There was a new Sunday School class starting the first or second Sunday I came back to Wesley, led by John and Cara Gutzmer. I met the Ashlynn and Andrew Stillwell that week, and that might have been their first week at Wesley. Through that class I’ve met other people, and it is the first time I’ve felt a sense of church community as an adult. It is also the first age-matched peer group I can ever recall. I never had that growing up and was often the only person my age in church for several years in either direction.

Aspects of the Wesley theology are also very important to me. Nobody cares how or when you were baptized – sprinkling, immersion, infant, teenager, or what denomination.
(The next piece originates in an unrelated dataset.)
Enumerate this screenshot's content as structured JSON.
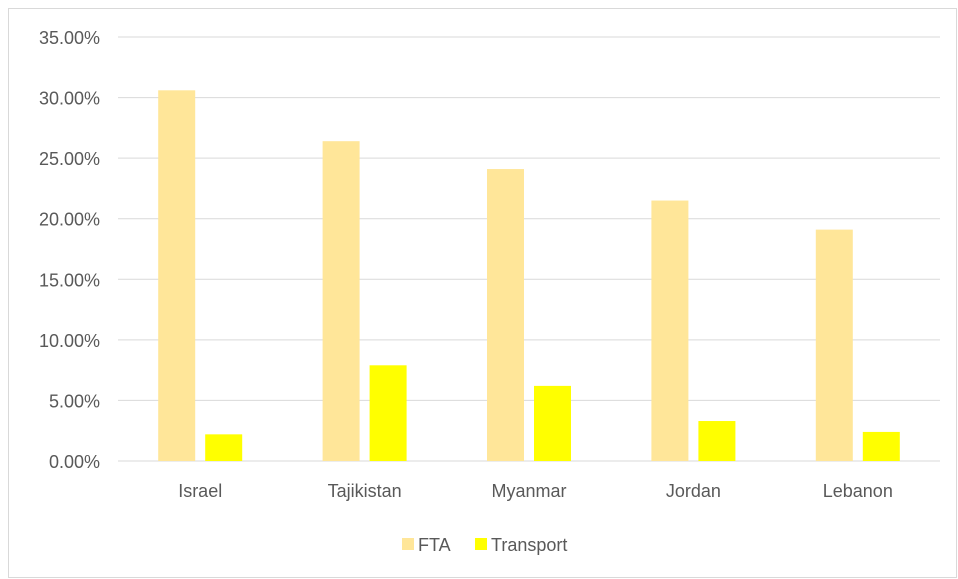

I know there are other churches that don’t recognize the validity of baptisms other than their own and want to re-baptize people. Our tradition respects the variety and breadth of other traditions and would never ask someone to be baptized again to be a part of Wesley. I was not baptized at the age or in the manner typical of Methodist churches, and nobody has ever suggested that it was inadequate in any way.

Similarly, open Communion is very important to me. I’ve been to other churches where there was confusion about whether you are allowed to take communion as a visitor or member of another type of church. I really love the beginning of the Communion words: “You do not have to be a member of this church or of any church. Everyone is welcome regardless of your status – race, gender, economic situation, etc. This is God’s table.”